De Canadese waakhond voor bedrijfsethiek zei dinsdag dat het een onderzoek instelde naar de Canadese afdeling van Ralph Lauren om beschuldigingen te onderzoeken dat de toeleveringsketen en activiteiten van de kledingretailer in China gebruik maakten of profiteerden van het gebruik van dwangarbeid door Oeigoeren.

De Canadese Ombudspersoon voor Verantwoord Ondernemen (CORE) zei dat het een eerste beoordelingsrapport had gepubliceerd na klachten die in juni 2022 waren ingediend door een coalitie van 28 maatschappelijke organisaties tegen de fabrikant van poloshirts.

CORE zei dat het rapport gedetailleerde beschuldigingen had gepubliceerd dat het bedrijf toeleveringsrelaties had met Chinese bedrijven die gebruik maken of profiteren van het gebruik van Oeigoerse dwangarbeid.

De waakhond zei dat het ook soortgelijke beschuldigingen onderzocht voor het in Canada gevestigde mijnbouw- en vastgoedinvesteringsbedrijf GobiMin.

Ralph Lauren en GobiMin reageerden niet onmiddellijk op Reuters' verzoeken om commentaar.

Een soortgelijk onderzoek werd in juli door CORE gestart naar Nike Canada en Dynasty Gold vanwege beschuldigingen dat zij toeleveringsketens of activiteiten in China hebben of hadden waarvan is vastgesteld dat ze gebruik maken of profiteren van het gebruik van Oeigoerse dwangarbeid.

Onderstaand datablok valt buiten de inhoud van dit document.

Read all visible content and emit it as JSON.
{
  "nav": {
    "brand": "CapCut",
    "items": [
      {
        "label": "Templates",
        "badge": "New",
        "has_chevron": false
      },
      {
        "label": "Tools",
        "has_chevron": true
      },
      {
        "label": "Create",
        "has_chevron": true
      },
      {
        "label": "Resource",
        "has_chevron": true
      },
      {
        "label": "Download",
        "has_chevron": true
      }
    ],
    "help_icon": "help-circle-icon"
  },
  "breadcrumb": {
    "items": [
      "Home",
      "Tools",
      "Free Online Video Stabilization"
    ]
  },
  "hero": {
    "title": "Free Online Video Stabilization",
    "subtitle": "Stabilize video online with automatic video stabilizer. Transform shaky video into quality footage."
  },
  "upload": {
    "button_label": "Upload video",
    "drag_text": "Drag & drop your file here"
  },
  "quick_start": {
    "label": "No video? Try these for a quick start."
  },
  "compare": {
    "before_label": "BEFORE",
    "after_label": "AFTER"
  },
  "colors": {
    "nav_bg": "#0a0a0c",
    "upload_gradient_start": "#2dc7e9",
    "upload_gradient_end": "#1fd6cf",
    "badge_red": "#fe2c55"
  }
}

In de afgelopen jaren zijn verschillende grote Amerikaanse en Canadese multinationals beschuldigd van het gebruik van Oeigoerse dwangarbeid, hetzij direct of in hun toeleveringsketens.

CORE controleert en onderzoekt mensenrechtenschendingen, voornamelijk door Canadese kleding-, mijnbouw- en olie- en gasbedrijven die in het buitenland actief zijn.